As manufacturers look for ways to fortify their global supply chains and improve the resiliency of these critical networks, some of them are considering nearshoring as a way to bring production closer to their customers. Used by companies that outsource some aspect of their operations to a third party, nearshoring involves the use of third parties that are geographically closer in proximity to the manufacturers themselves.
Nearshoring has grown in popularity in recent years thanks to the global pandemic and the supply chain snarls that were created during that period. For at least some industries—automotive, for example—the disruptions have continued this year.
“Thanks to the COVID-19 pandemic, the supply chain has been facing an incredible amount of stress and so far, that stress hasn’t shown any signs of slowing down,” USA Customs Clearance states in What is Nearshoring? “Shipments from overseas are now taking longer and are more expensive than ever before. Fortunately, nearshoring will help resolve many of these problems.”
Addressing a Common Enemy: Counterfeits
Nearshoring may also be able to help electronics manufacturers, distributors and end customers address a common enemy: counterfeit electronics producers and sellers. Steadily rising for the past decade, counterfeiting damages businesses and global economies. According to the U.S. Customs and Border Protection (CBP), the Los Angeles/Long Beach seaport seized $1 billion worth of fake items in less than one year (from January-September 2022). This represented a 38% increase over the previous year.
“CBP commits substantial resources in intercepting and seizing products that infringe intellectual property rights such as trademarks, copyrights and patents. These illicit goods often fund criminal activities and organized crime,” said Carlos C. Martel, director of field operations in Los Angeles, in a consumer alert. “These historic records show that smugglers exploited the increased demand for products via e-commerce and other sources.”
According to the CBP, the majority of the counterfeit goods that were confiscated by the port last year came from China. This begs the question: If U.S. manufacturers were to nearshore their outsourced operations closer to home, would it help cut down on the flow of counterfeit goods that continues to make its way into global supply chains?
Macrofab’s Misha Govshteyn thinks so, and expressed his opinion about this important topic in a recent EE Times article on how “Nearshoring Mitigates Counterfeit Component Risks.” While counterfeit electronics have existed for many years, he says recent disruptions in the supply chain, such as parts shortages, have brought this issue more to the forefront.
“Among the problems this creates for manufacturers is the inferior quality of these components, which can pose serious safety and reliability risks,” Govshteyn writes. Citing Semiconductor Industry Association statistics, he says counterfeiting costs U.S.-based semiconductor companies more than $7.5 billion per year, which translates into nearly 11,000 lost American jobs.
Moving Production Closer to Home
Through nearshoring, manufacturers can move production closer to home, eliminate some supply chain complexity and increase transparency. This would potentially make it easier to track the origins of components and ensure the authenticity of those products.
“Manufacturers must monitor and control the production process and part-sourcing efforts or find industry partners to aid them in their efforts,” Govshteyn writes. “The real-time collaboration that nearshoring enables results in closer coordination, giving manufacturers clearer insight into day-to-day operations.”
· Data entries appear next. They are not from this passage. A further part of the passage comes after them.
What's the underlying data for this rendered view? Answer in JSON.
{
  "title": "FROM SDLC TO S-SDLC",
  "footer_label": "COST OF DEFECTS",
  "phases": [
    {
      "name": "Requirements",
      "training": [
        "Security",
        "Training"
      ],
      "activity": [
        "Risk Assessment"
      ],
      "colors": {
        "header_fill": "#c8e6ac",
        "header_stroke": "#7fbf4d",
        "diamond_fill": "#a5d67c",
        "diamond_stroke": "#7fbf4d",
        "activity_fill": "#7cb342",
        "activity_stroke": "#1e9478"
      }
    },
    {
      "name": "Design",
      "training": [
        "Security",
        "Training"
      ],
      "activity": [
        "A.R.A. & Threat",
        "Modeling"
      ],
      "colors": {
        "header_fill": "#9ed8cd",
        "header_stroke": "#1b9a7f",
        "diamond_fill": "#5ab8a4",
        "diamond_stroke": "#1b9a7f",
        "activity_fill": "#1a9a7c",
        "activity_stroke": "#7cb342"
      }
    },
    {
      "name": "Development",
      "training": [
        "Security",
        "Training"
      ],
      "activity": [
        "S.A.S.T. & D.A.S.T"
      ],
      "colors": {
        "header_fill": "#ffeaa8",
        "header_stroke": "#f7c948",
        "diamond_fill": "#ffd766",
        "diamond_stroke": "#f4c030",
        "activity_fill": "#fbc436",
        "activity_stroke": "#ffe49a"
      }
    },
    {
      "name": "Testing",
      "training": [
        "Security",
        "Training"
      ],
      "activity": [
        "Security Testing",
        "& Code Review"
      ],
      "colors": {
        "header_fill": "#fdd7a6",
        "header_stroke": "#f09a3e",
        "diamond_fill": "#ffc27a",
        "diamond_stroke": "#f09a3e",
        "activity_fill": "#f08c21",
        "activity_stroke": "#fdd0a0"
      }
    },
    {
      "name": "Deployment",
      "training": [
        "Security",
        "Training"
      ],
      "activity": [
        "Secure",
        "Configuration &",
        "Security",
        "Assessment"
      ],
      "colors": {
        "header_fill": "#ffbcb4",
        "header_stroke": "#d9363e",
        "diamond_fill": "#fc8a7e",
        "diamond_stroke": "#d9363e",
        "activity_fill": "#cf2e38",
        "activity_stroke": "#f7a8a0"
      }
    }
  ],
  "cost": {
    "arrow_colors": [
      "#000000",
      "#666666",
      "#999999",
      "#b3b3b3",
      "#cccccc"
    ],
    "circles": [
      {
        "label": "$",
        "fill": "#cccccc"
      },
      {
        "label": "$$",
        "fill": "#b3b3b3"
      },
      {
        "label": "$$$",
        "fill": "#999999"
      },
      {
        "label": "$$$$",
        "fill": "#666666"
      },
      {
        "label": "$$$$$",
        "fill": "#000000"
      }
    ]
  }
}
When operations are situated closer to home, manufacturers can more readily monitor the quality of the components being made and ensure that they meet the required specifications.
“While initial costs may be higher in producing components in countries closer to home, that cost can be offset by protecting that investment via the reduced risk of counterfeit parts, as well as the increased quality control and faster delivery times that come with nearshoring,” Govshteyn adds.
Mexico as a Potential Nearshoring Candidate
An organization that provides services to foreign companies that want to manufacture their products in Mexico, IVEMSA acknowledges that relocating production and changing setup models are both complex undertakings. However, it says ongoing trade restrictions between the U.S. and China have prompted numerous manufacturers to consider nearshoring to countries like Mexico.
The organization also says shifts in the manufacturing industry no longer make China as lucrative as it once was. “The industrial labor force is retiring, and fewer employees are taking on vacant manufacturing roles,” IVEMSA adds. “Additionally, labor and transportation costs have spiked, delayed timelines have deterred production and ongoing trade conflicts between the U.S. and China have created room for opportunity for nearshoring instead.”